OUTCOMES OF PATIENTS WITH HEAD-AND-NECK CANCER OF UNKNOWN PRIMARY ORIGIN TREATED WITH INTENSITY-MODULATED RADIOTHERAPY

Purpose: To analyze survival, failure patterns, and toxicity in patients with head-and-neck carcinoma of unknown primary origin (HNCUP) treated with intensity-modulated radiotherapy (IMRT). Methods and materials: Records from 27 patients with HNCUP treated during the period 2002-2008 with IMRT were reviewed retrospectively. Nodal staging ranged from N1 to N3. The mean preoperative dose to gross or suspected disease, Waldeyer's ring, and uninvolved bilateral cervical nodes was 59.4, 53.5, and 51.0 Gy, respectively. Sixteen patients underwent neck dissection after radiation and 4 patients before radiation. Eight patients with advanced nodal disease (N2b-c, N3) or extracapsular extension received chemotherapy. Results: With a median follow-up of 41.9 months (range, 25.3-93.9 months) for nondeceased patients, the 5-year actuarial overall survival, disease-free survival, and nodal control rates were 70.9%, 85.2%, and 88.5%, respectively.
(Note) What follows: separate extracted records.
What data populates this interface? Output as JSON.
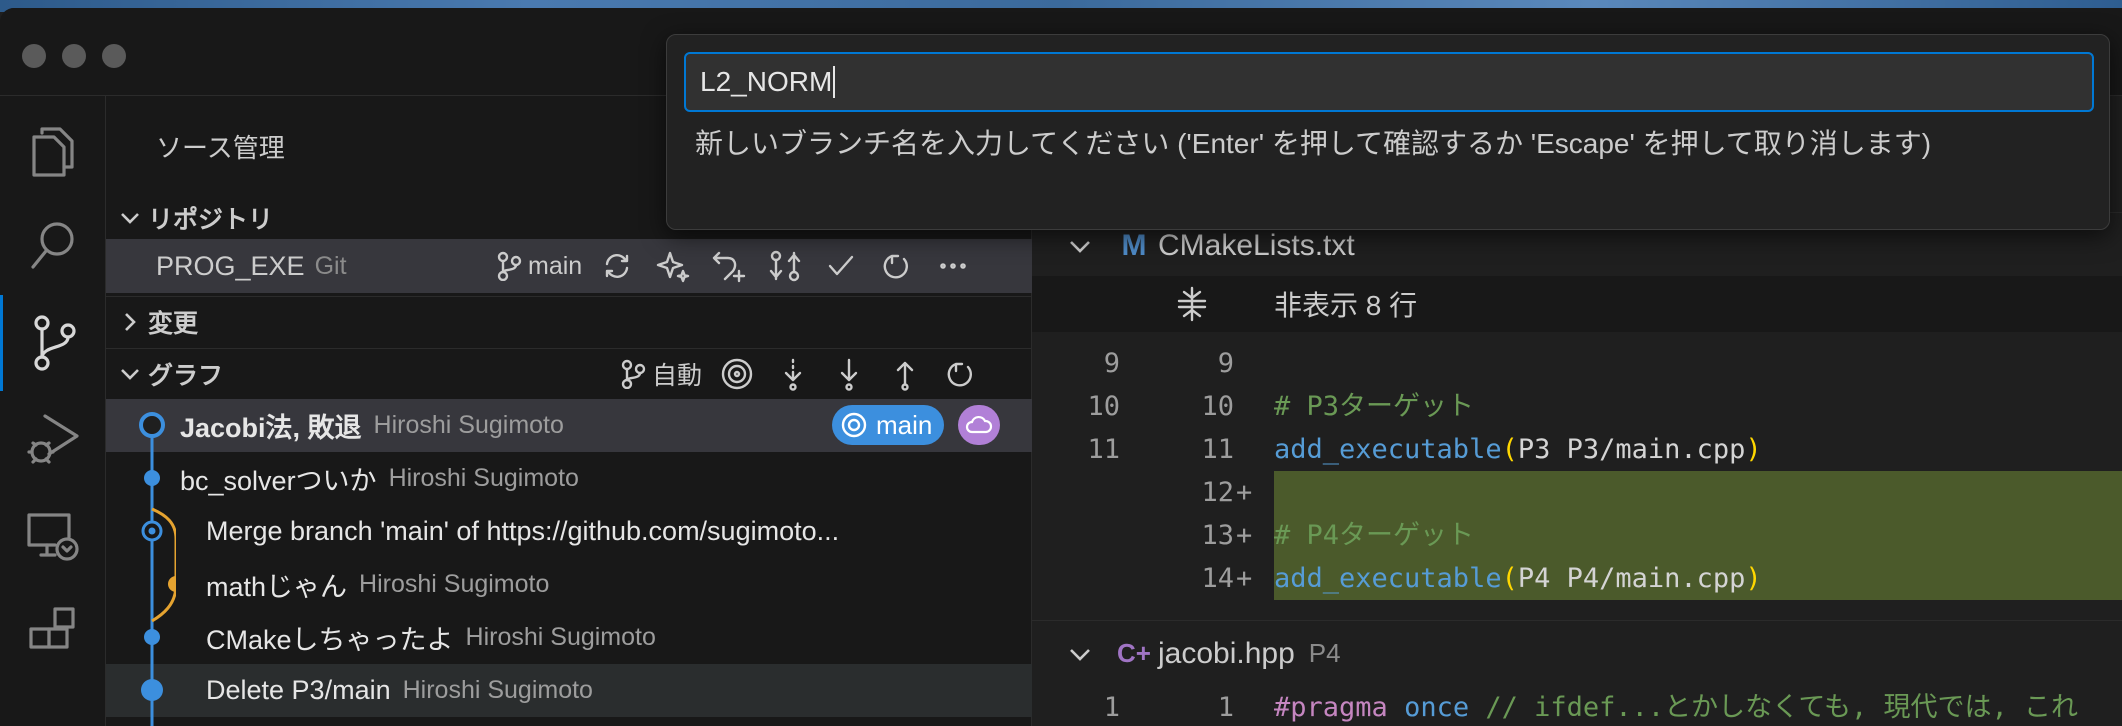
{
  "colors": {
    "accent": "#0078d4",
    "branch_badge": "#3c8fde",
    "cloud_badge": "#b180d7",
    "graph_blue": "#3c8fde",
    "graph_yellow": "#e5a330",
    "added_line_bg": "#4b5a2b"
  },
  "activity_bar": {
    "items": [
      {
        "name": "explorer",
        "icon": "files-icon"
      },
      {
        "name": "search",
        "icon": "search-icon"
      },
      {
        "name": "source-control",
        "icon": "source-control-icon",
        "active": true
      },
      {
        "name": "run-and-debug",
        "icon": "debug-icon"
      },
      {
        "name": "remote-explorer",
        "icon": "remote-explorer-icon"
      },
      {
        "name": "extensions",
        "icon": "extensions-icon"
      }
    ]
  },
  "sidebar": {
    "title": "ソース管理",
    "repositories_header": "リポジトリ",
    "repo": {
      "name": "PROG_EXE",
      "kind": "Git",
      "branch": "main"
    },
    "changes_header": "変更",
    "graph_header": "グラフ",
    "graph_scope": "自動",
    "commits": [
      {
        "message": "Jacobi法, 敗退",
        "author": "Hiroshi Sugimoto",
        "bold": true,
        "branch_badge": "main"
      },
      {
        "message": "bc_solverついか",
        "author": "Hiroshi Sugimoto"
      },
      {
        "message": "Merge branch 'main' of https://github.com/sugimoto...",
        "author": ""
      },
      {
        "message": "mathじゃん",
        "author": "Hiroshi Sugimoto"
      },
      {
        "message": "CMakeしちゃったよ",
        "author": "Hiroshi Sugimoto"
      },
      {
        "message": "Delete P3/main",
        "author": "Hiroshi Sugimoto"
      }
    ]
  },
  "quick_input": {
    "value": "L2_NORM",
    "message": "新しいブランチ名を入力してください ('Enter' を押して確認するか 'Escape' を押して取り消します)"
  },
  "editor": {
    "files": [
      {
        "name": "CMakeLists.txt",
        "dir": "",
        "icon": "cmake-icon",
        "icon_glyph": "M"
      },
      {
        "name": "jacobi.hpp",
        "dir": "P4",
        "icon": "cpp-header-icon",
        "icon_glyph": "C+"
      }
    ],
    "hidden_lines": "非表示 8 行",
    "lines": [
      {
        "old": "9",
        "new": "9",
        "marker": "",
        "segments": []
      },
      {
        "old": "10",
        "new": "10",
        "marker": "",
        "segments": [
          {
            "t": "# P3ターゲット",
            "c": "c-comment"
          }
        ]
      },
      {
        "old": "11",
        "new": "11",
        "marker": "",
        "segments": [
          {
            "t": "add_executable",
            "c": "c-fn"
          },
          {
            "t": "(",
            "c": "c-paren"
          },
          {
            "t": "P3 P3/main.cpp",
            "c": "c-plain"
          },
          {
            "t": ")",
            "c": "c-paren"
          }
        ]
      },
      {
        "old": "",
        "new": "12",
        "marker": "+",
        "added": true,
        "segments": []
      },
      {
        "old": "",
        "new": "13",
        "marker": "+",
        "added": true,
        "segments": [
          {
            "t": "# P4ターゲット",
            "c": "c-comment"
          }
        ]
      },
      {
        "old": "",
        "new": "14",
        "marker": "+",
        "added": true,
        "segments": [
          {
            "t": "add_executable",
            "c": "c-fn"
          },
          {
            "t": "(",
            "c": "c-paren"
          },
          {
            "t": "P4 P4/main.cpp",
            "c": "c-plain"
          },
          {
            "t": ")",
            "c": "c-paren"
          }
        ]
      }
    ],
    "jacobi_line": {
      "old": "1",
      "new": "1",
      "segments": [
        {
          "t": "#pragma",
          "c": "c-kw"
        },
        {
          "t": " ",
          "c": "c-plain"
        },
        {
          "t": "once",
          "c": "c-kw2"
        },
        {
          "t": " // ifdef...とかしなくても, 現代では, これ",
          "c": "c-comment"
        }
      ]
    }
  }
}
Actuarial disease-free survival rates for N1, N2, and N3 disease were 100%, 94.1%, and 50.0%, respectively, at 5 years. When stratified by nonadvanced (N1, N2a nodal disease without extracapsular spread) vs. advanced nodal disease (N2b, N2c, N3), the 5-year actuarial disease-free survival rate for the nonadvanced nodal disease group was 100%, whereas for the advanced nodal disease group it was significantly lower at 66.7% (p = 0.017). Three nodal recurrences were observed: in 1 patient with bulky N2b disease and 2 in patients with N3 disease. No nodal failures occurred in patients with N1 or N2a disease who received only radiation and surgery. Conclusion: Definitive IMRT to 50-56 Gy followed by neck dissection results in excellent nodal control and overall and disease-free survival, with acceptable toxicity for patients with T0N1 or nonbulky T0N2a disease without extracapsular spread. Patients with extracapsular spread, advanced N2 disease, or N3 disease may benefit from concurrent chemotherapy, targeted therapeutic agents, or accelerated radiation regimens in addition to surgery. (c) 2011 Elsevier Inc.